Wednesday, February 11, 2009

I’m a Lawyer (sort of)

Today I had my first real case. It was unemployment insurance hearing for a former Metro Transit Authority driver downtown. I represented the driver through the clinical program here at UCLA. I served as the representative (giving the direct and cross examinations), my partner gave the closing argument, and our professor sat in to make sure we didn’t screw it up. Fortunately we didn’t. I think the hearing went very well. We'll hear in a couple of weeks whether or not we won. I'm keeping my fingers crossed. Now that it’s over I may even have time to post on the blog again.

Update: MSNBC has a very good article on UI appeal hearings like the one I was doing yesterday (ironically the article came out yesterday as well). Here’s the link:

The article captures the mood of these hearings. The MTA was there fighting tooth-and-nail against us to deny benefits.

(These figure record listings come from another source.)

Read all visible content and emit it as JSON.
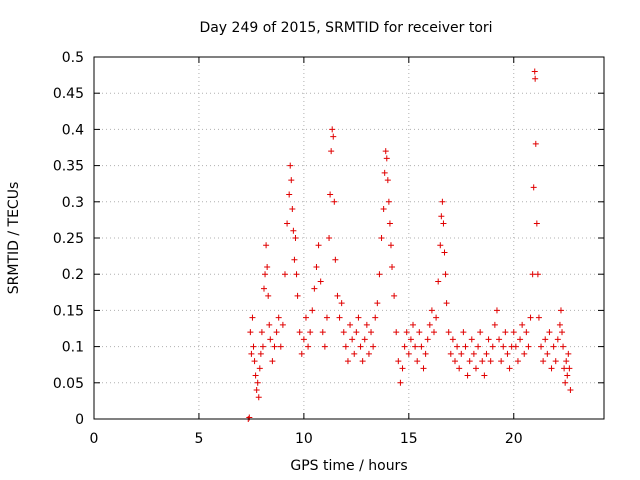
{
  "chart_data": {
    "type": "scatter",
    "title": "Day 249 of 2015, SRMTID for receiver tori",
    "xlabel": "GPS time / hours",
    "ylabel": "SRMTID / TECUs",
    "xlim": [
      0,
      24.3
    ],
    "ylim": [
      0,
      0.5
    ],
    "xticks": [
      "0",
      "5",
      "10",
      "15",
      "20"
    ],
    "xtick_values": [
      0,
      5,
      10,
      15,
      20
    ],
    "yticks": [
      "0",
      "0.05",
      "0.1",
      "0.15",
      "0.2",
      "0.25",
      "0.3",
      "0.35",
      "0.4",
      "0.45",
      "0.5"
    ],
    "ytick_values": [
      0,
      0.05,
      0.1,
      0.15,
      0.2,
      0.25,
      0.3,
      0.35,
      0.4,
      0.45,
      0.5
    ],
    "grid": true,
    "marker": "+",
    "color": "#e00000",
    "series": [
      {
        "points": [
          [
            7.35,
            0.0
          ],
          [
            7.4,
            0.002
          ],
          [
            7.45,
            0.12
          ],
          [
            7.5,
            0.09
          ],
          [
            7.55,
            0.14
          ],
          [
            7.6,
            0.1
          ],
          [
            7.65,
            0.08
          ],
          [
            7.7,
            0.06
          ],
          [
            7.75,
            0.04
          ],
          [
            7.8,
            0.05
          ],
          [
            7.85,
            0.03
          ],
          [
            7.9,
            0.07
          ],
          [
            7.95,
            0.09
          ],
          [
            8.0,
            0.12
          ],
          [
            8.05,
            0.1
          ],
          [
            8.1,
            0.18
          ],
          [
            8.15,
            0.2
          ],
          [
            8.2,
            0.24
          ],
          [
            8.25,
            0.21
          ],
          [
            8.3,
            0.17
          ],
          [
            8.35,
            0.13
          ],
          [
            8.4,
            0.11
          ],
          [
            8.5,
            0.08
          ],
          [
            8.6,
            0.1
          ],
          [
            8.7,
            0.12
          ],
          [
            8.8,
            0.14
          ],
          [
            8.9,
            0.1
          ],
          [
            9.0,
            0.13
          ],
          [
            9.1,
            0.2
          ],
          [
            9.2,
            0.27
          ],
          [
            9.3,
            0.31
          ],
          [
            9.35,
            0.35
          ],
          [
            9.4,
            0.33
          ],
          [
            9.45,
            0.29
          ],
          [
            9.5,
            0.26
          ],
          [
            9.55,
            0.22
          ],
          [
            9.6,
            0.25
          ],
          [
            9.65,
            0.2
          ],
          [
            9.7,
            0.17
          ],
          [
            9.8,
            0.12
          ],
          [
            9.9,
            0.09
          ],
          [
            10.0,
            0.11
          ],
          [
            10.1,
            0.14
          ],
          [
            10.2,
            0.1
          ],
          [
            10.3,
            0.12
          ],
          [
            10.4,
            0.15
          ],
          [
            10.5,
            0.18
          ],
          [
            10.6,
            0.21
          ],
          [
            10.7,
            0.24
          ],
          [
            10.8,
            0.19
          ],
          [
            10.9,
            0.12
          ],
          [
            11.0,
            0.1
          ],
          [
            11.1,
            0.14
          ],
          [
            11.2,
            0.25
          ],
          [
            11.25,
            0.31
          ],
          [
            11.3,
            0.37
          ],
          [
            11.35,
            0.4
          ],
          [
            11.4,
            0.39
          ],
          [
            11.45,
            0.3
          ],
          [
            11.5,
            0.22
          ],
          [
            11.6,
            0.17
          ],
          [
            11.7,
            0.14
          ],
          [
            11.8,
            0.16
          ],
          [
            11.9,
            0.12
          ],
          [
            12.0,
            0.1
          ],
          [
            12.1,
            0.08
          ],
          [
            12.2,
            0.13
          ],
          [
            12.3,
            0.11
          ],
          [
            12.4,
            0.09
          ],
          [
            12.5,
            0.12
          ],
          [
            12.6,
            0.14
          ],
          [
            12.7,
            0.1
          ],
          [
            12.8,
            0.08
          ],
          [
            12.9,
            0.11
          ],
          [
            13.0,
            0.13
          ],
          [
            13.1,
            0.09
          ],
          [
            13.2,
            0.12
          ],
          [
            13.3,
            0.1
          ],
          [
            13.4,
            0.14
          ],
          [
            13.5,
            0.16
          ],
          [
            13.6,
            0.2
          ],
          [
            13.7,
            0.25
          ],
          [
            13.8,
            0.29
          ],
          [
            13.85,
            0.34
          ],
          [
            13.9,
            0.37
          ],
          [
            13.95,
            0.36
          ],
          [
            14.0,
            0.33
          ],
          [
            14.05,
            0.3
          ],
          [
            14.1,
            0.27
          ],
          [
            14.15,
            0.24
          ],
          [
            14.2,
            0.21
          ],
          [
            14.3,
            0.17
          ],
          [
            14.4,
            0.12
          ],
          [
            14.5,
            0.08
          ],
          [
            14.6,
            0.05
          ],
          [
            14.7,
            0.07
          ],
          [
            14.8,
            0.1
          ],
          [
            14.9,
            0.12
          ],
          [
            15.0,
            0.09
          ],
          [
            15.1,
            0.11
          ],
          [
            15.2,
            0.13
          ],
          [
            15.3,
            0.1
          ],
          [
            15.4,
            0.08
          ],
          [
            15.5,
            0.12
          ],
          [
            15.6,
            0.1
          ],
          [
            15.7,
            0.07
          ],
          [
            15.8,
            0.09
          ],
          [
            15.9,
            0.11
          ],
          [
            16.0,
            0.13
          ],
          [
            16.1,
            0.15
          ],
          [
            16.2,
            0.12
          ],
          [
            16.3,
            0.14
          ],
          [
            16.4,
            0.19
          ],
          [
            16.5,
            0.24
          ],
          [
            16.55,
            0.28
          ],
          [
            16.6,
            0.3
          ],
          [
            16.65,
            0.27
          ],
          [
            16.7,
            0.23
          ],
          [
            16.75,
            0.2
          ],
          [
            16.8,
            0.16
          ],
          [
            16.9,
            0.12
          ],
          [
            17.0,
            0.09
          ],
          [
            17.1,
            0.11
          ],
          [
            17.2,
            0.08
          ],
          [
            17.3,
            0.1
          ],
          [
            17.4,
            0.07
          ],
          [
            17.5,
            0.09
          ],
          [
            17.6,
            0.12
          ],
          [
            17.7,
            0.1
          ],
          [
            17.8,
            0.06
          ],
          [
            17.9,
            0.08
          ],
          [
            18.0,
            0.11
          ],
          [
            18.1,
            0.09
          ],
          [
            18.2,
            0.07
          ],
          [
            18.3,
            0.1
          ],
          [
            18.4,
            0.12
          ],
          [
            18.5,
            0.08
          ],
          [
            18.6,
            0.06
          ],
          [
            18.7,
            0.09
          ],
          [
            18.8,
            0.11
          ],
          [
            18.9,
            0.08
          ],
          [
            19.0,
            0.1
          ],
          [
            19.1,
            0.13
          ],
          [
            19.2,
            0.15
          ],
          [
            19.3,
            0.11
          ],
          [
            19.4,
            0.08
          ],
          [
            19.5,
            0.1
          ],
          [
            19.6,
            0.12
          ],
          [
            19.7,
            0.09
          ],
          [
            19.8,
            0.07
          ],
          [
            19.9,
            0.1
          ],
          [
            20.0,
            0.12
          ],
          [
            20.1,
            0.1
          ],
          [
            20.2,
            0.08
          ],
          [
            20.3,
            0.11
          ],
          [
            20.4,
            0.13
          ],
          [
            20.5,
            0.09
          ],
          [
            20.6,
            0.12
          ],
          [
            20.7,
            0.1
          ],
          [
            20.8,
            0.14
          ],
          [
            20.9,
            0.2
          ],
          [
            20.95,
            0.32
          ],
          [
            21.0,
            0.48
          ],
          [
            21.02,
            0.47
          ],
          [
            21.05,
            0.38
          ],
          [
            21.1,
            0.27
          ],
          [
            21.15,
            0.2
          ],
          [
            21.2,
            0.14
          ],
          [
            21.3,
            0.1
          ],
          [
            21.4,
            0.08
          ],
          [
            21.5,
            0.11
          ],
          [
            21.6,
            0.09
          ],
          [
            21.7,
            0.12
          ],
          [
            21.8,
            0.07
          ],
          [
            21.9,
            0.1
          ],
          [
            22.0,
            0.08
          ],
          [
            22.1,
            0.11
          ],
          [
            22.2,
            0.13
          ],
          [
            22.25,
            0.15
          ],
          [
            22.3,
            0.12
          ],
          [
            22.35,
            0.1
          ],
          [
            22.4,
            0.07
          ],
          [
            22.45,
            0.05
          ],
          [
            22.5,
            0.08
          ],
          [
            22.55,
            0.06
          ],
          [
            22.6,
            0.09
          ],
          [
            22.65,
            0.07
          ],
          [
            22.7,
            0.04
          ]
        ]
      }
    ]
  }
}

In fact funny story, when we got there we asked our client to look around to see if there was anyone he recognized so we could know if the employer was there to fight the appeal. He told us he recognized his former line instructor sitting in the corner. Just as I was about to approach her to introduce myself and see what evidence she might have brought the judge called her into a hearing. She had been fired as well and was there for her own appeal! It looks like everyone is getting fired and accused of misconduct. Then our client’s supervisor and another person that the MTA sent to fight our appeal showed up.

The article cites Boyton, a case about a taxi driver that we relied on heavily in our oral argument before the judge. This was a driver who got in several accidents that were way more severe than anything that ever happened to our client (essentially our case was about a flat tire) where no misconduct was found. The author of the MSNBC article speculates that the Boyton case would not come out the same way if it were decided today. I guess we'll find out...

1 comment:

Jerkolas said...

Congrats on being a real law talking guy.